Homeowners in the path of Irma took on plenty of storm preparations, from closing storm shutters to laying down sandbags. But according to Miami native and chief meteorologist John Morales, homeowners can do more to lessen the cost of future repairs, too.
“I’m not talking about running to the hardware store to buy plywood,” Morales explained to Ygrene. “I’m talking about having storm impact windows and perhaps some other form of permanent protection or envelope that keeps the house safe.”
As Morale suggests, even if you have upgraded your windows, remember to take extra precautions before evacuating. Florida-based contractor Chris Gratton agrees. “Even if you have impact-resistant windows, you should still brace them and leave shutters closed,” Gratton told Consumer Reports.
Learn more about the advantages of storm protection upgrades here.
Because storm impact windows are made with laminated glass—with an extra layer of polyvinyl butyral designed to catch debris—they provide excellent soundproofing, in addition to storm protection.
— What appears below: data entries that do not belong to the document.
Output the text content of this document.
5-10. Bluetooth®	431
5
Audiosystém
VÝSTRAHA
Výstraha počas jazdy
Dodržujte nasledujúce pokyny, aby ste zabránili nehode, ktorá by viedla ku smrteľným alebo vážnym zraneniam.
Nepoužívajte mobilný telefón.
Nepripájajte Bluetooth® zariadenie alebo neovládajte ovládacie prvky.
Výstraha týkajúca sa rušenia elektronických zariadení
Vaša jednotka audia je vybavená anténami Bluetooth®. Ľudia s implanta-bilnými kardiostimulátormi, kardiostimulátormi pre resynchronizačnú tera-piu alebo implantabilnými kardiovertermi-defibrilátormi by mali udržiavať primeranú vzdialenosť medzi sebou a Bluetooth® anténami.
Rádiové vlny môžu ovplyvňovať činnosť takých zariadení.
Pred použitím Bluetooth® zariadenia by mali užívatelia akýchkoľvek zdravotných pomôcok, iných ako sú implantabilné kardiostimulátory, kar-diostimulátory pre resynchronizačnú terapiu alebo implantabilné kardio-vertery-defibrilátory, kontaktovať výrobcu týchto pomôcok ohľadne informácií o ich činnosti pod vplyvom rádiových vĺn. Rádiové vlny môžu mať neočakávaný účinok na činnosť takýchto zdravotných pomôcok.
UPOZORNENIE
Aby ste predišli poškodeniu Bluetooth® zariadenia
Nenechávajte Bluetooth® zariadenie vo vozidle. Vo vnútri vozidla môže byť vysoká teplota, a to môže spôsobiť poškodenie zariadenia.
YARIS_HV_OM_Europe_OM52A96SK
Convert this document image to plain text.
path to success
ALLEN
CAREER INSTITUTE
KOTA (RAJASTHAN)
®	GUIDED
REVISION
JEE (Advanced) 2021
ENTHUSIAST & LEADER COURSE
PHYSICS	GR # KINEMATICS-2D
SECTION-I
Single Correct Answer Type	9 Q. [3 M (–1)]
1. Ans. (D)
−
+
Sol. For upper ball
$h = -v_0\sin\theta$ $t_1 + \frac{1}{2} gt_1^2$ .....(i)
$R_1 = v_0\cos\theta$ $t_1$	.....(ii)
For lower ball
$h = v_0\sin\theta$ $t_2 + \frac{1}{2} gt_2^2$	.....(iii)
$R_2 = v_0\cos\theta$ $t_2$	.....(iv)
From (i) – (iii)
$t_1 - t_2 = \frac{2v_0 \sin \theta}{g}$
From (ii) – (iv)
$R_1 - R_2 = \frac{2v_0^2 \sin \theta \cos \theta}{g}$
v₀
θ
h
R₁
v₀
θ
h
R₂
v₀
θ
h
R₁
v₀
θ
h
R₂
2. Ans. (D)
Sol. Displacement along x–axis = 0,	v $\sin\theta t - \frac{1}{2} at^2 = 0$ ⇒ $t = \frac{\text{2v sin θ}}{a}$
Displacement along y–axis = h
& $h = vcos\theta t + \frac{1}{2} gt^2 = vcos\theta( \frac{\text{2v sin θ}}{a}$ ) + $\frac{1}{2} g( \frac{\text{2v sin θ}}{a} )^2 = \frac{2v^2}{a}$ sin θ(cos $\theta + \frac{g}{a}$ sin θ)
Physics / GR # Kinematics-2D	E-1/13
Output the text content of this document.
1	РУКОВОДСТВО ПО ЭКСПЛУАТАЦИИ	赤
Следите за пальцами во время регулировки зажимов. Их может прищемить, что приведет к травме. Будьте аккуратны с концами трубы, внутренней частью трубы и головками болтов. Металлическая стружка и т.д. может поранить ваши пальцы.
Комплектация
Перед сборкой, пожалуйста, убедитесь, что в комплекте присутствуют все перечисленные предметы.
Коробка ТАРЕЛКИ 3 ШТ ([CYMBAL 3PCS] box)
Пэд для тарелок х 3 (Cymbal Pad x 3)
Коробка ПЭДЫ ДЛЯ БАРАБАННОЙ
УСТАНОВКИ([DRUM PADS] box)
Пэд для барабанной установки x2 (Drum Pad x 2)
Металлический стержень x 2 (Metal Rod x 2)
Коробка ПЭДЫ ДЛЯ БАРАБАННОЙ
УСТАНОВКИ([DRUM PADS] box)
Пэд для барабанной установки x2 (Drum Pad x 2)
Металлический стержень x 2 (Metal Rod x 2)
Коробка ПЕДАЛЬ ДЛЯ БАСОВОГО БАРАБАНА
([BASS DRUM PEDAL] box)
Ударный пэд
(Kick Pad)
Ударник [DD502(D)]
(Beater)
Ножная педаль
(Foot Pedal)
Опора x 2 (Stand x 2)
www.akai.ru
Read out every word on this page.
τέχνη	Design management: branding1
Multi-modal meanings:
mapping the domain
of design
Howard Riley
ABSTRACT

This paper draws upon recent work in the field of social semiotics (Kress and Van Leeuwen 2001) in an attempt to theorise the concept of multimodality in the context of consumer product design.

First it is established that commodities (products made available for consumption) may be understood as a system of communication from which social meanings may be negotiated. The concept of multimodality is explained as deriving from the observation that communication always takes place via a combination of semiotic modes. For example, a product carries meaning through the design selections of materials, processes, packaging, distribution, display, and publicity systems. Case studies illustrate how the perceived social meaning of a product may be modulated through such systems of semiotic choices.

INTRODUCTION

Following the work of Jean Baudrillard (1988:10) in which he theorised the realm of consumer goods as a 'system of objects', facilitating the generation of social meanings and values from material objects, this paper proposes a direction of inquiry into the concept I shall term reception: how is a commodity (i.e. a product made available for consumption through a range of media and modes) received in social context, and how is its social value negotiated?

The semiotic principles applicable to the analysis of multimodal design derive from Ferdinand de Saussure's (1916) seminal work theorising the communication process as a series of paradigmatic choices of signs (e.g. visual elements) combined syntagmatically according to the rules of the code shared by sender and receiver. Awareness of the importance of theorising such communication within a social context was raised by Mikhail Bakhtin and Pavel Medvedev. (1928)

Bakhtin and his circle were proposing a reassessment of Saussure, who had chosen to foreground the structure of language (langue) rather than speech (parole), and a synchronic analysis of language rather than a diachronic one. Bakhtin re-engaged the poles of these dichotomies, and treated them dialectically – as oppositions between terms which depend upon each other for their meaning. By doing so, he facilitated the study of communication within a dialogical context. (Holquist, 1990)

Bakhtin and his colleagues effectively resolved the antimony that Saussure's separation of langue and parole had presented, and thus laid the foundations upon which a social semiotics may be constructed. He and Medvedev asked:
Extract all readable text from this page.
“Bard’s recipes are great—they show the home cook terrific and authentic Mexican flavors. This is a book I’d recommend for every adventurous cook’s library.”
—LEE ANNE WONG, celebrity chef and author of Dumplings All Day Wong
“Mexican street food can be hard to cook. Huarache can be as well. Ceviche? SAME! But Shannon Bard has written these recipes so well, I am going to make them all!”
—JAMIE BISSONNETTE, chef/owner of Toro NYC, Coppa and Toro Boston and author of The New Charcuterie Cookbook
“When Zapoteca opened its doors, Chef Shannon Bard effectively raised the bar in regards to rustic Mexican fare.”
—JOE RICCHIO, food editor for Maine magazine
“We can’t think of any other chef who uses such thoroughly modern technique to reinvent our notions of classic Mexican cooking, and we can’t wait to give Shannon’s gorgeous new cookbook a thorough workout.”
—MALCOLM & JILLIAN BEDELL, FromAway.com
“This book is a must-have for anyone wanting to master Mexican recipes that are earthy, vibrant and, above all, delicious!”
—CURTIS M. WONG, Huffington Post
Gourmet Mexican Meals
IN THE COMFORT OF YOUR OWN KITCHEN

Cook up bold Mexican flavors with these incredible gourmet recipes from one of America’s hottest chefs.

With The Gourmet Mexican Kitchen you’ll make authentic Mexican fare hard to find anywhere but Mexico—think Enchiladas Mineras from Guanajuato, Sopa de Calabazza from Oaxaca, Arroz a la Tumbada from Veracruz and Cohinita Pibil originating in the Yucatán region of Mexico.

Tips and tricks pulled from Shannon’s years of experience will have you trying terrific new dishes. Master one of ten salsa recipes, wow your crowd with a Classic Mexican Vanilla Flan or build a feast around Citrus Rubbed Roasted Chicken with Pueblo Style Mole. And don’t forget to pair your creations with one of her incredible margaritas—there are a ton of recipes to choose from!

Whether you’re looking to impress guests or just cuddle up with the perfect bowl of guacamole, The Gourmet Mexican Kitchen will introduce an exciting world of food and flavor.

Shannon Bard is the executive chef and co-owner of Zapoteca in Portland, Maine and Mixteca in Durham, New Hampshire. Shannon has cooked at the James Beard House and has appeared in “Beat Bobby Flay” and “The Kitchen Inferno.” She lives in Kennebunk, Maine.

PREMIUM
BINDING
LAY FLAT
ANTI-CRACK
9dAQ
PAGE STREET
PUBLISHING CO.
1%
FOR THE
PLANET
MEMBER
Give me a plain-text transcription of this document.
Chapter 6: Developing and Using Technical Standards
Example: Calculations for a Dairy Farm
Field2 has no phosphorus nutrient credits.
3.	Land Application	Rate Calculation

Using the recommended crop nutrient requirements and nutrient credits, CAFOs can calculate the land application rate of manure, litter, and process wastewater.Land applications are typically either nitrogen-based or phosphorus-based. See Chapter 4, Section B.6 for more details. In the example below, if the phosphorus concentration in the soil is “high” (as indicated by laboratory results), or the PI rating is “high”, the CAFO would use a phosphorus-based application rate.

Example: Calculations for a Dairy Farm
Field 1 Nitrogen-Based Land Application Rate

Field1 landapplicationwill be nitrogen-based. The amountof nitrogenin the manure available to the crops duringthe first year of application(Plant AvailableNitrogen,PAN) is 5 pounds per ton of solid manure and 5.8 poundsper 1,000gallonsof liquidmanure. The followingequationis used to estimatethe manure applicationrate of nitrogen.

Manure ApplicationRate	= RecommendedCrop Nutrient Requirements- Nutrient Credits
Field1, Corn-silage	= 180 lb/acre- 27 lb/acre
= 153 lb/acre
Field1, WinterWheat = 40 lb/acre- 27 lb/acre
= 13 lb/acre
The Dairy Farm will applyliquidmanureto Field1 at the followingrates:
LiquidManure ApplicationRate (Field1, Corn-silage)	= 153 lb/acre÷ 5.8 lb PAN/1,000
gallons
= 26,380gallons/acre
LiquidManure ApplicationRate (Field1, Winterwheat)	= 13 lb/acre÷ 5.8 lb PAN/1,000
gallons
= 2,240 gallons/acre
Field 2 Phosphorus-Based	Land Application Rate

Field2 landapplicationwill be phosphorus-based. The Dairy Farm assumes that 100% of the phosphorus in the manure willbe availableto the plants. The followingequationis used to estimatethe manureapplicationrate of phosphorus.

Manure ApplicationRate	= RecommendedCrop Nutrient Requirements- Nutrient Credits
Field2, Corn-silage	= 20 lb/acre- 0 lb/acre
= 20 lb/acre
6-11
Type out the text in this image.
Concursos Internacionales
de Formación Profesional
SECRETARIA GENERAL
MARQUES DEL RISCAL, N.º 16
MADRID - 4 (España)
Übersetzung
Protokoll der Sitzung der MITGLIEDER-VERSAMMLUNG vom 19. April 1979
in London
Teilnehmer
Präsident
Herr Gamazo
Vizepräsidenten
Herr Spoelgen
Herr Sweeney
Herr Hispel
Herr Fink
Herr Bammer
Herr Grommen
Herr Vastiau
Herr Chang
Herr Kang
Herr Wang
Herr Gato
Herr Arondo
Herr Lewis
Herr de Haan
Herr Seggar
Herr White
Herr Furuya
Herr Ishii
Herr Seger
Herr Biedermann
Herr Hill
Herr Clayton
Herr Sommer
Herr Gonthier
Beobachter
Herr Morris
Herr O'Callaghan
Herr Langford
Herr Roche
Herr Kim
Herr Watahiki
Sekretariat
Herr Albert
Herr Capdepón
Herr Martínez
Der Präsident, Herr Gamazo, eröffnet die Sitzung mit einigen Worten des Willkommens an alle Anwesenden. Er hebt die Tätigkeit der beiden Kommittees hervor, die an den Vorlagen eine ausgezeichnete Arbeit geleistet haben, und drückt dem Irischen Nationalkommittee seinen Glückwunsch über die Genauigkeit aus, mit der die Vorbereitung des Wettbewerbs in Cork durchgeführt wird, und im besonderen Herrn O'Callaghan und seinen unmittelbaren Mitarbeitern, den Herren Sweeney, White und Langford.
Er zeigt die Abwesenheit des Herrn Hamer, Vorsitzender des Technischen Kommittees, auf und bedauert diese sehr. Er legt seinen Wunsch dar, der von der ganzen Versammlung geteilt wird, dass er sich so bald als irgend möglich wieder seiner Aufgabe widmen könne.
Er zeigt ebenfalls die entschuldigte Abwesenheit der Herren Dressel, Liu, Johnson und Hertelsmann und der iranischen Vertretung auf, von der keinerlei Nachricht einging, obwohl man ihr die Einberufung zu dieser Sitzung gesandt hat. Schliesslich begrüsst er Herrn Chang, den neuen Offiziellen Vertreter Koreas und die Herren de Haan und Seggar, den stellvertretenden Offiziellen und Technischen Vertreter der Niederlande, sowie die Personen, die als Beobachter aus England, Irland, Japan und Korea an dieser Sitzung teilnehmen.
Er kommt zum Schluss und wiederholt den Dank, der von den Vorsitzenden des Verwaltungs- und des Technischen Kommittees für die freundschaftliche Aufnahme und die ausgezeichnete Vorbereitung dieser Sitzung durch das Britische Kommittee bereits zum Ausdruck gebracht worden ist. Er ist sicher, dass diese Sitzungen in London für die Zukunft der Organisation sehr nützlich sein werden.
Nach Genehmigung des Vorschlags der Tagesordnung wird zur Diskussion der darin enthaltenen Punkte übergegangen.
According to the Window Guys of Florida, the average window has an STC, or Standard Transmission Coefficient (the value used to gauge sound transmission), of 29 or less—while storm impact windows have an STC between 32 and 35. That’s a big difference if you’re trying to block out street noise.
Impact-resistant windows will not only improve your home’s safety should a hurricane hit, but they’ll also help your home feel snug, private, and calm 365 days a year.
When you’re worried about budget constraints, major home repairs or upgrades can get pushed off until the last possible moment. But homeowners have multiple financing options for upgrading to storm impact windows—so an upgrade may not be as out of reach as you think.
Window replacement dealers often offer customers financing options—but this can be an expensive move. PACE (property assessed clean energy) financing programs may provide homeowners with more flexibility.
PACE funding is available for qualified homeowners who wish to make property upgrades that improve energy efficiency, generate renewable energy, or lessen wind damage.
PACE eligibility is based on property equity. Once qualified for the program, the homeowner then makes payments over time with their annual property taxes. Because upgrading to storm impact windows will also mitigate damage from high winds, rain, and debris, homeowners save in costly repairs over time, too.